I have a cluster of microservices. UI calls API1 (assuming it goes through ingress gateway, correct me if I am wrong), API1 calls API2 via RestTemplate.
The API2 process is bulky and takes roughly 1.5 minutes to complete, however there are no errors or exceptions in the process itself. For testing purposes, I called API2 directly via Bruno (whcih is set with a sufficiently large timeout value) which gives a socket hangup around 1 minute which is expected as the AWS LB connection idle timeout is 1 min. But from Chrome's network tab I see the timing of the call to succesfully complete with waiting for server time to be 1.5 minutes.
I understand istio has a default of 2 retries for connection failures, and timeout is disabled. My question is that why when calling from the UI it is successful after 1.5 minutes rather than waiting for 3 minutes and failing. Are the pods behaving in a way that I don't understand? My understanding is that after 1 minute socket gets closed and a retry kicks off, but that should also fail and kickoff the 2nd retry. Again, that should also fail after the next minute. Is the socket somehow reopened within the total time of 3x1=3 minutes and the call is successful because it takes less than 3 minutes?

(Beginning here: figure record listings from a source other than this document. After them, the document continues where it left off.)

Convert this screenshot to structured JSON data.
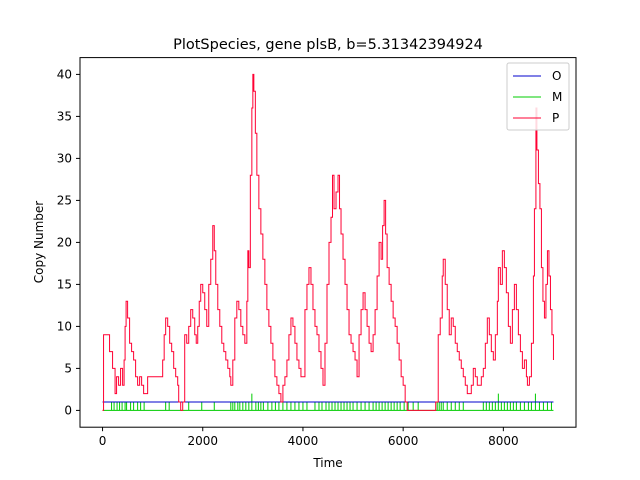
{
  "chart_data": {
    "type": "line",
    "title": "PlotSpecies, gene plsB, b=5.31342394924",
    "xlabel": "Time",
    "ylabel": "Copy Number",
    "xlim": [
      -450,
      9450
    ],
    "ylim": [
      -2,
      42
    ],
    "xticks": [
      "0",
      "2000",
      "4000",
      "6000",
      "8000"
    ],
    "yticks": [
      "0",
      "5",
      "10",
      "15",
      "20",
      "25",
      "30",
      "35",
      "40"
    ],
    "legend_position": "top-right",
    "grid": false,
    "series": [
      {
        "name": "O",
        "color": "#0000cc",
        "points": [
          [
            0,
            1
          ],
          [
            9000,
            1
          ]
        ]
      },
      {
        "name": "M",
        "color": "#00cc00",
        "style": "pulses",
        "baseline": 0,
        "events": [
          [
            180,
            1
          ],
          [
            230,
            1
          ],
          [
            290,
            1
          ],
          [
            340,
            1
          ],
          [
            390,
            1
          ],
          [
            450,
            1
          ],
          [
            480,
            1
          ],
          [
            560,
            1
          ],
          [
            620,
            1
          ],
          [
            700,
            1
          ],
          [
            760,
            1
          ],
          [
            830,
            1
          ],
          [
            1260,
            1
          ],
          [
            1330,
            1
          ],
          [
            1720,
            1
          ],
          [
            1980,
            1
          ],
          [
            2230,
            1
          ],
          [
            2560,
            1
          ],
          [
            2600,
            1
          ],
          [
            2640,
            1
          ],
          [
            2700,
            1
          ],
          [
            2740,
            1
          ],
          [
            2800,
            1
          ],
          [
            2860,
            1
          ],
          [
            2920,
            1
          ],
          [
            2980,
            2
          ],
          [
            3060,
            1
          ],
          [
            3110,
            1
          ],
          [
            3160,
            1
          ],
          [
            3210,
            1
          ],
          [
            3300,
            1
          ],
          [
            3380,
            1
          ],
          [
            3450,
            1
          ],
          [
            3520,
            1
          ],
          [
            3600,
            1
          ],
          [
            3680,
            1
          ],
          [
            3760,
            1
          ],
          [
            3840,
            1
          ],
          [
            3920,
            1
          ],
          [
            4000,
            1
          ],
          [
            4080,
            1
          ],
          [
            4240,
            1
          ],
          [
            4320,
            1
          ],
          [
            4380,
            1
          ],
          [
            4460,
            1
          ],
          [
            4520,
            1
          ],
          [
            4580,
            1
          ],
          [
            4640,
            1
          ],
          [
            4700,
            1
          ],
          [
            4760,
            1
          ],
          [
            4820,
            1
          ],
          [
            4880,
            1
          ],
          [
            4940,
            1
          ],
          [
            5000,
            1
          ],
          [
            5080,
            1
          ],
          [
            5160,
            1
          ],
          [
            5240,
            1
          ],
          [
            5320,
            1
          ],
          [
            5400,
            1
          ],
          [
            5460,
            1
          ],
          [
            5520,
            1
          ],
          [
            5580,
            1
          ],
          [
            5640,
            1
          ],
          [
            5700,
            1
          ],
          [
            5760,
            1
          ],
          [
            5820,
            1
          ],
          [
            5880,
            1
          ],
          [
            5940,
            1
          ],
          [
            6020,
            1
          ],
          [
            6100,
            1
          ],
          [
            6200,
            1
          ],
          [
            6300,
            1
          ],
          [
            6680,
            1
          ],
          [
            6720,
            1
          ],
          [
            6760,
            1
          ],
          [
            6800,
            1
          ],
          [
            6880,
            1
          ],
          [
            6960,
            1
          ],
          [
            7040,
            1
          ],
          [
            7120,
            1
          ],
          [
            7200,
            1
          ],
          [
            7600,
            1
          ],
          [
            7660,
            1
          ],
          [
            7720,
            1
          ],
          [
            7780,
            1
          ],
          [
            7840,
            1
          ],
          [
            7900,
            2
          ],
          [
            7960,
            1
          ],
          [
            8020,
            1
          ],
          [
            8080,
            1
          ],
          [
            8140,
            1
          ],
          [
            8200,
            1
          ],
          [
            8260,
            1
          ],
          [
            8340,
            1
          ],
          [
            8420,
            1
          ],
          [
            8500,
            1
          ],
          [
            8560,
            1
          ],
          [
            8640,
            2
          ],
          [
            8720,
            1
          ],
          [
            8800,
            1
          ],
          [
            8880,
            1
          ],
          [
            8960,
            1
          ]
        ]
      },
      {
        "name": "P",
        "color": "#ff0033",
        "points": [
          [
            0,
            0
          ],
          [
            20,
            9
          ],
          [
            80,
            9
          ],
          [
            140,
            7
          ],
          [
            200,
            5
          ],
          [
            250,
            2
          ],
          [
            280,
            4
          ],
          [
            320,
            3
          ],
          [
            360,
            5
          ],
          [
            400,
            3
          ],
          [
            430,
            6
          ],
          [
            450,
            10
          ],
          [
            470,
            13
          ],
          [
            500,
            11
          ],
          [
            540,
            8
          ],
          [
            580,
            7
          ],
          [
            620,
            6
          ],
          [
            660,
            4
          ],
          [
            700,
            3
          ],
          [
            740,
            4
          ],
          [
            780,
            3
          ],
          [
            820,
            2
          ],
          [
            860,
            2
          ],
          [
            900,
            4
          ],
          [
            940,
            4
          ],
          [
            980,
            4
          ],
          [
            1040,
            4
          ],
          [
            1100,
            4
          ],
          [
            1160,
            4
          ],
          [
            1200,
            6
          ],
          [
            1230,
            9
          ],
          [
            1260,
            11
          ],
          [
            1300,
            10
          ],
          [
            1340,
            8
          ],
          [
            1380,
            7
          ],
          [
            1420,
            5
          ],
          [
            1460,
            4
          ],
          [
            1500,
            3
          ],
          [
            1520,
            1
          ],
          [
            1560,
            0
          ],
          [
            1600,
            1
          ],
          [
            1640,
            9
          ],
          [
            1680,
            8
          ],
          [
            1720,
            10
          ],
          [
            1760,
            12
          ],
          [
            1800,
            11
          ],
          [
            1840,
            9
          ],
          [
            1870,
            8
          ],
          [
            1900,
            10
          ],
          [
            1930,
            13
          ],
          [
            1960,
            15
          ],
          [
            2000,
            14
          ],
          [
            2040,
            12
          ],
          [
            2080,
            10
          ],
          [
            2120,
            15
          ],
          [
            2160,
            18
          ],
          [
            2200,
            22
          ],
          [
            2230,
            19
          ],
          [
            2260,
            15
          ],
          [
            2300,
            12
          ],
          [
            2340,
            10
          ],
          [
            2380,
            8
          ],
          [
            2420,
            7
          ],
          [
            2460,
            6
          ],
          [
            2500,
            5
          ],
          [
            2540,
            4
          ],
          [
            2560,
            3
          ],
          [
            2600,
            6
          ],
          [
            2640,
            11
          ],
          [
            2680,
            13
          ],
          [
            2720,
            12
          ],
          [
            2760,
            10
          ],
          [
            2800,
            9
          ],
          [
            2840,
            8
          ],
          [
            2880,
            13
          ],
          [
            2900,
            19
          ],
          [
            2920,
            17
          ],
          [
            2950,
            28
          ],
          [
            2980,
            36
          ],
          [
            3000,
            40
          ],
          [
            3020,
            38
          ],
          [
            3050,
            33
          ],
          [
            3080,
            28
          ],
          [
            3120,
            24
          ],
          [
            3160,
            21
          ],
          [
            3200,
            18
          ],
          [
            3240,
            15
          ],
          [
            3280,
            12
          ],
          [
            3320,
            10
          ],
          [
            3360,
            8
          ],
          [
            3400,
            6
          ],
          [
            3440,
            4
          ],
          [
            3480,
            3
          ],
          [
            3520,
            2
          ],
          [
            3560,
            1
          ],
          [
            3600,
            3
          ],
          [
            3640,
            4
          ],
          [
            3680,
            6
          ],
          [
            3720,
            9
          ],
          [
            3760,
            11
          ],
          [
            3800,
            10
          ],
          [
            3840,
            8
          ],
          [
            3880,
            6
          ],
          [
            3920,
            5
          ],
          [
            3960,
            4
          ],
          [
            4000,
            4
          ],
          [
            4040,
            12
          ],
          [
            4080,
            15
          ],
          [
            4120,
            17
          ],
          [
            4160,
            15
          ],
          [
            4200,
            12
          ],
          [
            4240,
            10
          ],
          [
            4280,
            9
          ],
          [
            4320,
            7
          ],
          [
            4360,
            5
          ],
          [
            4400,
            3
          ],
          [
            4440,
            8
          ],
          [
            4480,
            15
          ],
          [
            4520,
            20
          ],
          [
            4560,
            23
          ],
          [
            4590,
            28
          ],
          [
            4620,
            24
          ],
          [
            4660,
            26
          ],
          [
            4700,
            28
          ],
          [
            4730,
            24
          ],
          [
            4760,
            21
          ],
          [
            4800,
            18
          ],
          [
            4840,
            15
          ],
          [
            4880,
            12
          ],
          [
            4920,
            9
          ],
          [
            4960,
            8
          ],
          [
            5000,
            7
          ],
          [
            5040,
            6
          ],
          [
            5080,
            4
          ],
          [
            5120,
            9
          ],
          [
            5160,
            12
          ],
          [
            5200,
            14
          ],
          [
            5240,
            12
          ],
          [
            5280,
            10
          ],
          [
            5320,
            8
          ],
          [
            5360,
            7
          ],
          [
            5400,
            9
          ],
          [
            5440,
            12
          ],
          [
            5480,
            16
          ],
          [
            5520,
            20
          ],
          [
            5560,
            18
          ],
          [
            5590,
            22
          ],
          [
            5620,
            25
          ],
          [
            5650,
            21
          ],
          [
            5680,
            17
          ],
          [
            5720,
            15
          ],
          [
            5760,
            13
          ],
          [
            5800,
            11
          ],
          [
            5840,
            10
          ],
          [
            5880,
            8
          ],
          [
            5920,
            6
          ],
          [
            5960,
            4
          ],
          [
            6000,
            3
          ],
          [
            6040,
            1
          ],
          [
            6080,
            0
          ],
          [
            6200,
            0
          ],
          [
            6400,
            0
          ],
          [
            6600,
            0
          ],
          [
            6650,
            1
          ],
          [
            6700,
            9
          ],
          [
            6740,
            11
          ],
          [
            6780,
            16
          ],
          [
            6800,
            18
          ],
          [
            6840,
            15
          ],
          [
            6880,
            12
          ],
          [
            6920,
            9
          ],
          [
            6960,
            11
          ],
          [
            7000,
            10
          ],
          [
            7040,
            8
          ],
          [
            7080,
            7
          ],
          [
            7120,
            6
          ],
          [
            7160,
            5
          ],
          [
            7200,
            4
          ],
          [
            7240,
            3
          ],
          [
            7280,
            2
          ],
          [
            7320,
            2
          ],
          [
            7360,
            3
          ],
          [
            7400,
            5
          ],
          [
            7440,
            4
          ],
          [
            7480,
            3
          ],
          [
            7520,
            3
          ],
          [
            7560,
            4
          ],
          [
            7600,
            5
          ],
          [
            7640,
            8
          ],
          [
            7680,
            11
          ],
          [
            7720,
            9
          ],
          [
            7760,
            7
          ],
          [
            7800,
            6
          ],
          [
            7840,
            9
          ],
          [
            7880,
            13
          ],
          [
            7900,
            17
          ],
          [
            7940,
            15
          ],
          [
            7980,
            19
          ],
          [
            8020,
            17
          ],
          [
            8060,
            14
          ],
          [
            8100,
            10
          ],
          [
            8140,
            8
          ],
          [
            8180,
            12
          ],
          [
            8220,
            15
          ],
          [
            8260,
            12
          ],
          [
            8300,
            9
          ],
          [
            8340,
            7
          ],
          [
            8380,
            5
          ],
          [
            8420,
            6
          ],
          [
            8460,
            4
          ],
          [
            8480,
            3
          ],
          [
            8520,
            4
          ],
          [
            8560,
            8
          ],
          [
            8600,
            16
          ],
          [
            8620,
            24
          ],
          [
            8650,
            36
          ],
          [
            8670,
            31
          ],
          [
            8700,
            27
          ],
          [
            8730,
            24
          ],
          [
            8760,
            17
          ],
          [
            8790,
            13
          ],
          [
            8820,
            11
          ],
          [
            8850,
            15
          ],
          [
            8880,
            19
          ],
          [
            8910,
            16
          ],
          [
            8940,
            12
          ],
          [
            8970,
            9
          ],
          [
            9000,
            6
          ]
        ]
      }
    ]
  }
}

P.S. I am a Junior developer who is just getting into the devops world of cluster orchestration, service mesh, etc. Any clarification is deeply appreciated.
I changed the LB connection idle timeout to a higher value and the call was successful in Bruno as expected. I put arbritrarily large sleep times in the process and altered the idle time out values to get expected results. But I don't understand the difference I am seeing in Chrome(UI->API1->API2) vs calling (Bruno->API2). I read the docs and scoured google with no satisfactory answer.